L’Italia si prepara per gli ultimi due impegni nelle Qualificazioni ai Mondiali del 2026: il 13 novembre gli Azzurri sfidano la Moldavia a Chisinau, mentre il 16 novembre se la vedranno con la Norvegia a Milano, a San Siro. Queste le parole del Ct della Nazionale Gennaro Gattuso in conferenza stampa:
Sulla difficoltà della gara
Gattuso commenta l’importanza delle due gare di qualificazione al Mondiale: “Non sarà una scampagnata, non siamo qui sette-otto giorni per passeggiare… Voglio vedere massimo impegno, sono partite ufficiali e noi indossiamo la maglia azzurra.” Aggiunge: “Per me è più importante la prima partita contro la Moldavia, quella contro la Norvegia sarà più semplice da preparare!”
Su Chiesa
Il Ct sull’assenza di Federico Chiesa:“Chiesa?

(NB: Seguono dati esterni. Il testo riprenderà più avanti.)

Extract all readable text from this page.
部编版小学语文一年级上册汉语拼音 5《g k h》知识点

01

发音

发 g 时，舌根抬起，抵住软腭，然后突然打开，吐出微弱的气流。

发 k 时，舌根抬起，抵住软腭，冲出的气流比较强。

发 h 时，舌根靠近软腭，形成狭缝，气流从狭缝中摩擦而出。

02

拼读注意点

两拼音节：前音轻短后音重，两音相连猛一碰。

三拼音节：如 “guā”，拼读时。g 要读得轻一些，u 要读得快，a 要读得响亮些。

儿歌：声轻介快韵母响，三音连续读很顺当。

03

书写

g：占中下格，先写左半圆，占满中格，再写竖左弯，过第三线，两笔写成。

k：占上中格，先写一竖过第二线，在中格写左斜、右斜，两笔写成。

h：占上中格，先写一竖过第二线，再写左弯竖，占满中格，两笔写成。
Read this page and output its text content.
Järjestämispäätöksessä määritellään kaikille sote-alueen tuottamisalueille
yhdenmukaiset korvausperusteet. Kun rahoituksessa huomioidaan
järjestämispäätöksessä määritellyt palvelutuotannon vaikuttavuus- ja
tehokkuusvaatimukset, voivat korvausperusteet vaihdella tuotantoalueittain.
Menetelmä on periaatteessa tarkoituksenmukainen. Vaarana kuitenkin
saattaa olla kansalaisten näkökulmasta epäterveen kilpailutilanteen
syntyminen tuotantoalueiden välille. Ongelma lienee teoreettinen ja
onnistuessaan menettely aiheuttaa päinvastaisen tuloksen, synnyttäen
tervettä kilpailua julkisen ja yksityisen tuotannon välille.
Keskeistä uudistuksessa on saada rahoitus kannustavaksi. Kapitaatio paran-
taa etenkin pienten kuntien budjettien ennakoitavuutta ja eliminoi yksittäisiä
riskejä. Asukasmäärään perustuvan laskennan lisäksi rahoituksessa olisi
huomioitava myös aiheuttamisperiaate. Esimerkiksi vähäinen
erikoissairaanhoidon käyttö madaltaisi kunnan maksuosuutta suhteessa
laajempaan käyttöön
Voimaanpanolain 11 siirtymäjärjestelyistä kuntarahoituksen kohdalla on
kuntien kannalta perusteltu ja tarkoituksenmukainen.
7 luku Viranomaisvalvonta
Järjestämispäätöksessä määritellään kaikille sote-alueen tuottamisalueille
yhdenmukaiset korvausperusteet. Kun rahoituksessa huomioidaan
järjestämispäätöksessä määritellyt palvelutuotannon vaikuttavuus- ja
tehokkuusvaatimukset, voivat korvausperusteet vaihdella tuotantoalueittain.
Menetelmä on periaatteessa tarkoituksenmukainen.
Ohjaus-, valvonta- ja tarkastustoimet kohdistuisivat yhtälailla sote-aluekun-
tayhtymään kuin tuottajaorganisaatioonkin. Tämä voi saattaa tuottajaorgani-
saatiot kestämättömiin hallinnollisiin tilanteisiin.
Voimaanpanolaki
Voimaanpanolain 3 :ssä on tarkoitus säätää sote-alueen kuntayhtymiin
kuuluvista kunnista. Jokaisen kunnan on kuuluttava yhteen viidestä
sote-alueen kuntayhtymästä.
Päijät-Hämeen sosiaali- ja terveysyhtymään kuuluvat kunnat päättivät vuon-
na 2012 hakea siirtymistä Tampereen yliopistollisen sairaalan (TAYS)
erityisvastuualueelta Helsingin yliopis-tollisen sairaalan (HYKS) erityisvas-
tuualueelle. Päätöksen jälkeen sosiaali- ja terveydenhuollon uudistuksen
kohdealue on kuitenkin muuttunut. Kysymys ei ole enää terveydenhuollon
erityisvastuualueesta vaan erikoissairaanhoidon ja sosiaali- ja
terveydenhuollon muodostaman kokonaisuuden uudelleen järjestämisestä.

La sua mancata convocazione dipende da una sua scelta, io non posso fare altro. Parlo spesso con lui e bisogna rispettare le scelte, le problematiche che ognuno di noi ha.”
Sul ruolo di regista
Quanto al ruolo di regista, Gattuso ha diverse opzioni e le idee piuttosto chiare:“Intanto Barella è con noi, la prima non la fa – ha spiegato -. Ho parlato con Tonali già dieci giorni fa e non possiamo permetterci di perdere un giocatore come lui, la vedo molto difficile possa giocare con la Norvegia causa diffida. Locatelli per me è un regista, Ricci è un regista e può fare anche la mezzala.”
Su Kean
Poi sull’assenza di Kean: “Non doveva giocare la partita di Coppa, l’han buttato dentro, ha rischiato e ha preso questo colpo dove aveva già fastidio. Dispiace, ma abbiamo attaccanti forti che ci hanno dato una grandissima mano.”
Su Scamacca
Infine qualche considerazione su Scamacca.“Scamacca non mi deve dimostrare nulla, sa come mi piace vedere gli allenamenti, , cosa voglio. Se è qui è perché credo fortemente in lui. Ha attraversato momenti difficili, ma è un giocatore che riesce a fare cose importanti.”
Sull’utilizzo delle due punte
Gattuso si è espresso sul possibile utilizzo delle due punte: “Italia più pericolosa con le due punte? Sì, ma è anche vero che poi qualche giocatore per le preventive deve rimanere. Quando giochi a tre col vertice basso uno a fari spenti può arrivare a riempire l’area.”
Sulla crisi del calcio italiano
Gattuso chiude parlando della difficoltà del campionato italiano e degli italiani che giocano poco: “Facendo i complimenti a Italiano e Gasperini voglio evidenziare come il calcio italiano sia di livello. Ma diciamocelo, in Premier League fanno un altro sport. Ma il nostro campionato è molto, molto impegnativo. In Italia abbiamo allenatori incredibili molto preparati. Un’altra cosa importante: ogni settimana nelle prime cinque, sei squadre ci sono pochi giocatori da vedere. Questa è la mia difficoltà più grande da vedere. Pio e Raspadori stanno giocando poco. Quest’ultimo per me è fortissimo, ma sta giocando molto poco. Ciò mi fa star male. Non dobbiamo pensare che il nostro calcio fa cag***, non è così!”